The use of scrap tires in construction projects is not just a way of getting rid of scrap tire stockpiles. It also is a cost-effective construction material providing properties that engineers need in certain projects, according to Dana Humphrey, professor of civil engineering at the University of Maine.
``There are way too many materials in the recycled product market where somebody wants you to take it, but it doesn't do anything for end users,'' Mr. Humphrey said at the 20th annual Clemson Tire Industry Conference, held March 10-12 in Hilton Head. ``This product does do something.''
In general, tire chips and pieces of two to 12 inches in size are used in construction and civil engineering projects, according to Mr. Humphrey. In use, they are known as tire-derived aggregate (TDA). In 1990, some 2 million scrap tires were used for TDA; by 2003, he said, that number had burgeoned by 52 million.
TDA's light weight, low earth pressure, thermal insulation, drainage and compressibility make it ideal for projects in low-lying coastal areas or anywhere the soil is weak, he added.
``If you put it as a filler against a wall, it doesn't push the wall very hard,'' he said. ``Its drainage properties are so high that they're difficult to measure in a laboratory.''
The low cost of TDA also increases its desirability. ``TDA is often the cheapest alternative if you need its unique properties,'' Mr. Humphrey said.
Among the projects made-to-order for TDA are lightweight fill for highway embankments, retaining wall backfill, vibration damping layers for rail lines, insulation to limit frost penetration and drainage layers for landfills and septic tank leach fields, he explained.
Civil engineering projects also are sure-fire ways to achieve scrap tire abatement, he said. The average TDA-using construction project utilizes 75 tires per square yard, meaning that a single project can use more than 1 million tires. One highway embankment in Portland, Maine, used 1.2 million scrap tires.

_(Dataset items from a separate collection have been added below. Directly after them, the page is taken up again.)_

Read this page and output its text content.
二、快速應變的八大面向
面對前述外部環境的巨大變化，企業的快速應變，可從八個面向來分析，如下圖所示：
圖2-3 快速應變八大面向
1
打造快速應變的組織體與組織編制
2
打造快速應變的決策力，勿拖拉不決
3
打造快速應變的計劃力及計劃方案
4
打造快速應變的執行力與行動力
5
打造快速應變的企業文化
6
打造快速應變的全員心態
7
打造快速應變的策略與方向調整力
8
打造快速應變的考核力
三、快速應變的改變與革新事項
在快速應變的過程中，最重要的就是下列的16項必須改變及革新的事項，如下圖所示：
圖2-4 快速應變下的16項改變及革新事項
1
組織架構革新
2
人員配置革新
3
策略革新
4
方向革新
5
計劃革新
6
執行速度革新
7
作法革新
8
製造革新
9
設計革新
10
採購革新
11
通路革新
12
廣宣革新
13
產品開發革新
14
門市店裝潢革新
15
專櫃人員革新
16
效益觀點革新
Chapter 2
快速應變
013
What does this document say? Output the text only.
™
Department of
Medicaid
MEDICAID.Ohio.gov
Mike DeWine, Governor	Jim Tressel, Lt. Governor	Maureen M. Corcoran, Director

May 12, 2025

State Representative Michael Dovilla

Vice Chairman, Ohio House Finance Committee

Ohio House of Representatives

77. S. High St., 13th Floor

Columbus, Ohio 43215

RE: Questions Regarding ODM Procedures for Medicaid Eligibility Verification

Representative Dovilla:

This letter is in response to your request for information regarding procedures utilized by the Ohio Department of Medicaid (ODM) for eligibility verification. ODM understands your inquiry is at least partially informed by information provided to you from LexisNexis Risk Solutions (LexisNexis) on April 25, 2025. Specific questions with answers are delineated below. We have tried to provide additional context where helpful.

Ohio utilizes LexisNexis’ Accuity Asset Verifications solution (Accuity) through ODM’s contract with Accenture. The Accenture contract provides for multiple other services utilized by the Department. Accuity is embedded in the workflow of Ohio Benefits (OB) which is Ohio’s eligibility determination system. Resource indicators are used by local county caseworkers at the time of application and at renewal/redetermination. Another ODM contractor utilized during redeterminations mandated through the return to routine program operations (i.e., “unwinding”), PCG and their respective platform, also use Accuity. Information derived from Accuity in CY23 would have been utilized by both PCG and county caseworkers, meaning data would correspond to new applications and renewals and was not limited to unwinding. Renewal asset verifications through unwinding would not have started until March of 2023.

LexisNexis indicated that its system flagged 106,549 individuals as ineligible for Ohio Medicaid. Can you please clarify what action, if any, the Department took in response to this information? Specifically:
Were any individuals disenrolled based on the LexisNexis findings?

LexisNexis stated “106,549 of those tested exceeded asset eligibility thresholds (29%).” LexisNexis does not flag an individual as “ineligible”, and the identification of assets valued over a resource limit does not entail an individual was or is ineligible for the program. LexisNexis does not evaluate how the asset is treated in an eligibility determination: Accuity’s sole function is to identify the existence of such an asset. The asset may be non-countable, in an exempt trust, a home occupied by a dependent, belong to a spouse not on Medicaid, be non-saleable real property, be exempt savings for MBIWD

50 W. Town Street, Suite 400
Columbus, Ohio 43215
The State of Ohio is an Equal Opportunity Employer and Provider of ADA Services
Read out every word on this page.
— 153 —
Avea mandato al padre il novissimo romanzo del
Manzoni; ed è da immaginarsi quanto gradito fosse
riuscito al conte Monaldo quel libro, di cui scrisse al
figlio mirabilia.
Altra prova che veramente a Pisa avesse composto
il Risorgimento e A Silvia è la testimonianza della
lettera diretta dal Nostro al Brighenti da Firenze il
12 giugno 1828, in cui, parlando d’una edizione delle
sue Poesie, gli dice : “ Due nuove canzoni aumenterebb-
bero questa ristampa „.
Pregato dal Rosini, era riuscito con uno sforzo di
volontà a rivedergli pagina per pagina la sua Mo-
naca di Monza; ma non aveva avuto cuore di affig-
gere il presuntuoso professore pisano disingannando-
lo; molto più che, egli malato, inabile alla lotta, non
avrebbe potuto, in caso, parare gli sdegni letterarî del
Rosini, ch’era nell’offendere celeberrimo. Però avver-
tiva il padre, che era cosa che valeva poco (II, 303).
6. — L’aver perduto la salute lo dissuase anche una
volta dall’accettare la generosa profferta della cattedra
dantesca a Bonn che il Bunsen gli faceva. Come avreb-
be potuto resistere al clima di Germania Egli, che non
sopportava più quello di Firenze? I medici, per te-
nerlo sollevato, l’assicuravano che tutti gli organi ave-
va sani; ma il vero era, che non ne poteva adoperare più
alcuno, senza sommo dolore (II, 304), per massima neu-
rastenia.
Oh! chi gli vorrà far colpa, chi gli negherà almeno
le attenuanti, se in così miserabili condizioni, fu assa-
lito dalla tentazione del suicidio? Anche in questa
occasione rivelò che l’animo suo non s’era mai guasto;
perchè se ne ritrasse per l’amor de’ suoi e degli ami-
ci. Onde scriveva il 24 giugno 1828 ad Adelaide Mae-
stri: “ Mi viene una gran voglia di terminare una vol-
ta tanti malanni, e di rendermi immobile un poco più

``They used all the scrap tires in Wyoming for one project,'' Mr. Humphrey said. ``There are plenty of states that would love to have that problem.''
Most people outside the industry don't realize it, but TDA is an engineered product made to exact specifications, Mr. Humphrey noted. ``The size of the pieces is 12 inches maximum because if you use big, long chunks, it's hard for a contractor to work with,'' he said.